The game is about to begin as is the beer competition as well. I am going to drink one of the Buffalo Sweat cans first.

Brewer: Tallgrass
Beer Name: Buffalo Sweat Oatmeal Cream Stout
Beer Style: Cream Stout
Price: about $8 for four 16 oz cans at Schnucks in Wentzville

Appearance: Dark, creamy, looks like coffee with some black food coloring dumped in. Looks like a stout should.

Mouthfeel: Very prickly; buzzes in your mouth. A lively, bubbly feel. Definitely not watery or boring.

Aroma: Not much actually. I tried to smell it during Mizzou's 2nd 3 and out but never got anything. Weird for a beer with this much flavor.

Taste: Absolutely delicious. I remembered being a fan of this when I had it at ITap. If this beer was a chick, it would look like Halle Berry (ten years ago), sing like Beyonce, and score goals like Alex Morgan. It is a cross between black licorice, carmel, and coffee dumped in your favorite black ale. Outstanding. A super beer here. 16 ounces of love.

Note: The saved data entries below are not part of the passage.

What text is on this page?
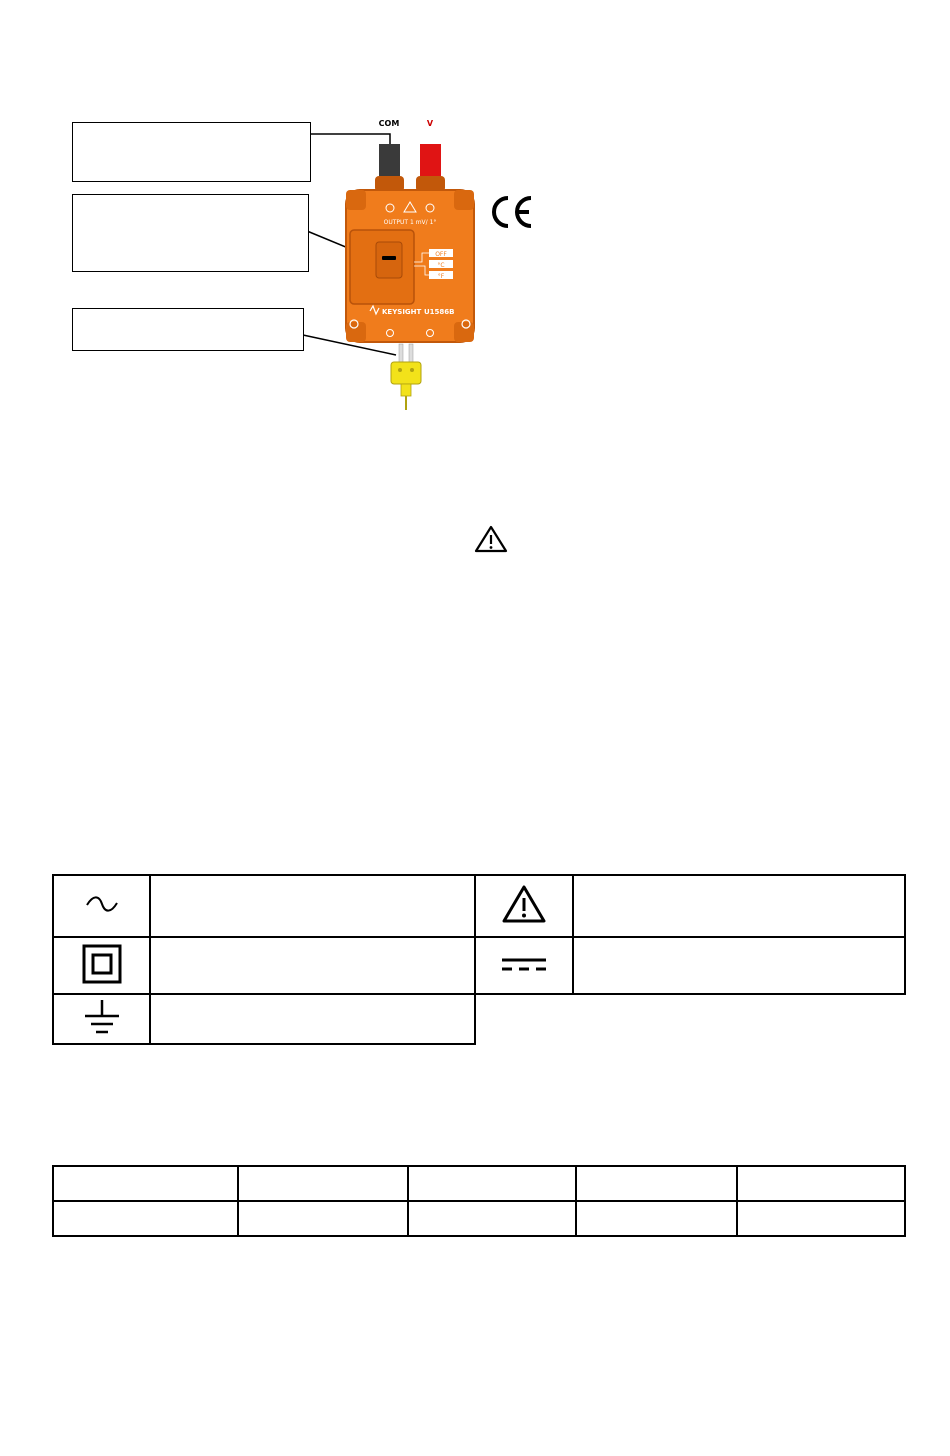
COM	V
OUTPUT 1 mV/ 1°
OFF
°C
°F
KEYSIGHT U1586B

Overall rating: 4.75 with the only drawback being I haven't drank enough to go 5 even. It may get there by the time I finish this entry.

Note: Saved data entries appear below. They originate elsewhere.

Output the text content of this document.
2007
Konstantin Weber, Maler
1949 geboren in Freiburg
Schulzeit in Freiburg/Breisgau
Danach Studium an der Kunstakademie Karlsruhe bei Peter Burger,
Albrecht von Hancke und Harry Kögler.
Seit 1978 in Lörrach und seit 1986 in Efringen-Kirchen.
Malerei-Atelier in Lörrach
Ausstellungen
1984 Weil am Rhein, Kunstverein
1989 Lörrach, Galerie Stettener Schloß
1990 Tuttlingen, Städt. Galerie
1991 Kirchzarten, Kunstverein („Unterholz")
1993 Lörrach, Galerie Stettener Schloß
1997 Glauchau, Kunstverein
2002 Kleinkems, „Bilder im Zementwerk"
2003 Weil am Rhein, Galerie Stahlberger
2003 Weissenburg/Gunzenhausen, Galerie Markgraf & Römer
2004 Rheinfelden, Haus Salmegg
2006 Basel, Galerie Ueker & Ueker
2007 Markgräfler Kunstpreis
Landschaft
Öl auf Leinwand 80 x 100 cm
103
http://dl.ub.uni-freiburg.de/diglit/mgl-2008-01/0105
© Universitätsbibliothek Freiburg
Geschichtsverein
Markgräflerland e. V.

By the way, Mizzou's offense looks terrible and the defense looks dominant. 0-0 in first quarter.

On to the next beer.

Brewer: Green Flash
Beer Name: Double Stout Black Ale
Beer Style: Stout
Price: About $8 for a four pack of 12 ounce bottles at Schnucks in Wentzville.

Appearance: Dark, darker, darkest. Almost pitch black. Picture Cory's last three girlfriends; just a little lighter.

Mouthfeel: Very bubbly as well; a small avalanche of effervesence on your tounge.

Aroma: Smells very bitter; almost a sour smell; possibly yeast but not sure. Very pungent.

Taste: A completely different beer. It is a stout, very distinct taste, way more bitter then the first, not nearly as smooth but still good. It has gotten much better as it warmed up. More coffee and less licorice for sure. Not nearly as complex as the Buffalo Sweat but not bad overall.

Overall rating: 3. Could be a little less bitter with a littlebut more taste. Glad I tried it but I probably won't buy again.

Go Tigers!!!

Look for more blog entries as the weather cools and my pool project draws to a close.